Spark number of input partitions vs number of reading tasks

538 Views Asked by At

can someone explain to me how Spark determines the number of tasks when reading data? How is it related with the number of partitions of the input file and the number of cores?

I have a dataset (91MB) that is divided into 14 partitions (~6.5MB each). I did 2 tests:

  • test 1 - I loaded this dataset using 2 executors, 2 cores each
  • test 2 - I loaded this dataset using 4 executors, 2 cores each

Results:

  • test 1 - Spark created 5 tasks to read data (in each task ~18 MB was loaded)
  • test 2 - Spark created 7 tasks to read data (in each task ~13 MB was loaded)

I don't see any regularity here. I see that Spark somehow reduces the number of partitions, but by what rule? Could someone help?

1

There are 1 best solutions below

5
On

Spark would need to create total of 14 tasks to process the file with 14 partitions. Each task will be assigned to a partition per stage.

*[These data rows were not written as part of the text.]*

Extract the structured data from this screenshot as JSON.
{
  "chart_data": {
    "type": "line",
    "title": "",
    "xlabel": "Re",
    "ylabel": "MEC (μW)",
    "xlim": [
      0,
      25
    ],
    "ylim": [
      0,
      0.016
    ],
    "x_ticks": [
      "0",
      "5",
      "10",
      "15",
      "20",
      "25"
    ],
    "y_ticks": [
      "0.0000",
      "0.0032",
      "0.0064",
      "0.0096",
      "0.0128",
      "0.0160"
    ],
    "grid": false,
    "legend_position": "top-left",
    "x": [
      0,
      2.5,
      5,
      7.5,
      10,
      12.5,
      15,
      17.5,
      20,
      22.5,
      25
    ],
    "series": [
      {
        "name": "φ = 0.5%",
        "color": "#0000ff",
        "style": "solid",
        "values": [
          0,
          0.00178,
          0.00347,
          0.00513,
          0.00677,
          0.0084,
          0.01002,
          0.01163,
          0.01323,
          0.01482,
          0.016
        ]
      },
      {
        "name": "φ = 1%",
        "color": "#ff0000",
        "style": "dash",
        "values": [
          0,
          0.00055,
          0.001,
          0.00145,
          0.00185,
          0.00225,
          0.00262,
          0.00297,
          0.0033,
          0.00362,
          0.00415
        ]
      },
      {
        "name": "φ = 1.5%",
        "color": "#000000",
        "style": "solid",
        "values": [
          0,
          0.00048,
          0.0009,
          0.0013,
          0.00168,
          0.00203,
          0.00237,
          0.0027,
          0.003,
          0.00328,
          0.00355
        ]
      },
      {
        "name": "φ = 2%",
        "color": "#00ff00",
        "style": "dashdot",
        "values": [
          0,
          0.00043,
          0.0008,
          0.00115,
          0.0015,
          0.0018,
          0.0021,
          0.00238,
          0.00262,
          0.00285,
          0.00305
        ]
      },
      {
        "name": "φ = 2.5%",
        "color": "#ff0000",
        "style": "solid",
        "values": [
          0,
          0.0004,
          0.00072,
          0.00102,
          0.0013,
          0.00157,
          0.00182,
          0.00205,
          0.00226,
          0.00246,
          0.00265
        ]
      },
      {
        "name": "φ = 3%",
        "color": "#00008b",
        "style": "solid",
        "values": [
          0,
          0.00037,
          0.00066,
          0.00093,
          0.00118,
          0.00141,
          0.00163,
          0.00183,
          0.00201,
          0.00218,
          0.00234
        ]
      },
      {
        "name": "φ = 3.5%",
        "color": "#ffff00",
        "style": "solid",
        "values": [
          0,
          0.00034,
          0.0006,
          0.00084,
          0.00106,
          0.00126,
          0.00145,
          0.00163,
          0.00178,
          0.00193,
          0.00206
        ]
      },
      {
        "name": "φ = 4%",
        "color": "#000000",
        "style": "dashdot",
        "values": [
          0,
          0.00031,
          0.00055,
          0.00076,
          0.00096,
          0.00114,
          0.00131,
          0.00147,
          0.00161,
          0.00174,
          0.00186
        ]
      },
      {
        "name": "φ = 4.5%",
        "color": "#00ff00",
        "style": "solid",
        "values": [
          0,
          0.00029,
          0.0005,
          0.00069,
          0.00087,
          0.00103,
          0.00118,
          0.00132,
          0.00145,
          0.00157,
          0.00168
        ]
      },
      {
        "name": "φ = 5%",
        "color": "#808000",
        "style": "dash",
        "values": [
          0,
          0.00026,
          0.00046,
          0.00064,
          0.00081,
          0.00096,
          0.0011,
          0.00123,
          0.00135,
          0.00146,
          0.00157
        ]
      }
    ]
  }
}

Now, if you have provided more resources, the spark will parallelize the tasks more. So you would see more tasks are started when the spark starts processing. However, those tasks will finish and a new set of tasks will start depending on the resources you have provided. Overall, the spark will fork 14 tasks to process the file.

Spark won't reduce the partitions of the file unless you repartition the file or coalesce.